I appreciate and value you’re sense of loyalty to the President, I also value your clear commitment to civilian authority over the military; a cornerstone of our democracy and a significant part of what has made us great. I am left with a sense of your absolute loyalty to that idea. I also sense great frustration.
You and your commanders have been overruled at least five times, that we know of, by a man with no military experience, a man guided not by strategic imperatives and an understanding of tactics but by the politics of the moment. General, you and I both know that the single most significant frustration of the American fighting man or woman is politicians. It’s hard to imagine you don’t share the frustration.
Seems like every time you speak to or hint at the truth the White House rolls it back. On August 21st at a press briefing you and Secretary Hagel spoke candidly about the ISIS threat and the White House spin began, this week it was a Congressional hearing; they’re still spinning your testimony as well as General Odierno’s comments.
Did you cringe when Secretary of State Kerry suggested that Iran play a role in the ISIS situation? Does the political spin have you spinning as well?
General, I believe you know better than most that a tepid beginning to a serious conflict, a beginning that is not about military imperatives and cohesive strategy but about politics always limits options and always costs more lives in the end. Perhaps you are a fan of Churchill; you may recall his missive;
“One ought never to turn ones back on a threatened danger and try to run away from it. If you do that, you will double the danger. But if you meet it promptly and without flinching, you will reduce the danger by half.”
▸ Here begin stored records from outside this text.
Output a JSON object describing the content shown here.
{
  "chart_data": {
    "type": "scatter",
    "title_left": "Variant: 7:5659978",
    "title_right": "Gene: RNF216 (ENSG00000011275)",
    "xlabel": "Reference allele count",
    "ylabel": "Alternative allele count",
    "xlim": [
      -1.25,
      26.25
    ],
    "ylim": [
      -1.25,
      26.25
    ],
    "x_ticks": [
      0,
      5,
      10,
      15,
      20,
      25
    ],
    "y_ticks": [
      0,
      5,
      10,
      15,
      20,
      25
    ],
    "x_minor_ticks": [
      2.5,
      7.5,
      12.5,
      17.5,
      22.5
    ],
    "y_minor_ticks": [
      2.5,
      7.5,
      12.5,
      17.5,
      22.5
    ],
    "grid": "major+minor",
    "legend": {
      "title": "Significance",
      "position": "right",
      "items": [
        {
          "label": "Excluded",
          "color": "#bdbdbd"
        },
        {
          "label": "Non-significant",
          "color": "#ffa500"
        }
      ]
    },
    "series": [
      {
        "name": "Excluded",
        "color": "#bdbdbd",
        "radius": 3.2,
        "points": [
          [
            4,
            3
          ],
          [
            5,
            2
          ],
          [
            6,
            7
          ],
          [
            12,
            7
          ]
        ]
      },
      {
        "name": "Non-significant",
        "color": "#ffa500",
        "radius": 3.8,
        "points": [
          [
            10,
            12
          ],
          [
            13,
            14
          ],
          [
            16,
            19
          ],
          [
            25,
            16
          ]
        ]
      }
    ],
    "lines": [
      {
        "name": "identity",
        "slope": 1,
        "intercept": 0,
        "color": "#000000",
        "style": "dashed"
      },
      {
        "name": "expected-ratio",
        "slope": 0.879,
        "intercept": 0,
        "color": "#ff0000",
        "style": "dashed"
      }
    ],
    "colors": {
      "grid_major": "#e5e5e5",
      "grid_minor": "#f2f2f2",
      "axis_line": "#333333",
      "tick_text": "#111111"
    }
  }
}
The President failed to execute a Status of Forces agreement, failed to accept recommendations for the Afghan surge while announcing a departure date, insisted on highly restrictive rules of engagement, now he, once again, tells the enemy what he will and won’t do. Surly you know such a consistently weak approach will be paid for in the future. It will be paid with the lives of your solders. The lives of the men and women you lead! Does that lesson of history keep you awake at night?
The question is how do you view your ultimate point of loyalty? Is it the President, the Constitution or is it the men and women you lead? Is it to us? You must know that you have the power to stop this madness; to slap your stars down on the President’s desk and resign in protest. Tell us the full truth as you view it. Yes, it would create a crisis for the President, no doubt, but it would also answer the question of where you’re ultimate loyalties reside. It would also illuminate realities that outside of the White House bubble appears to be the truth.
You are being asked to conduct a mission that you likely know is doomed to degrees of failure. You are being directed by the President to receive approval for mission details that are better left to lifelong professionals. We have a lesson of history with Lyndon Johnson micro managing in Vietnam, it didn’t work out so well.
I ask a lot of you because I’m desperate for a leader to emerge from this administration. I ask for a measure of devotion beyond the scope of what the average American would be prepared to offer. But general, isn’t that what our military has always given us; you sir, are their leader and bear the responsibility of example that falls to all true leaders.
I’ve heard you speak with passion and eloquence of the fallen; I look to you to speak eloquently of the living and your responsibility to them.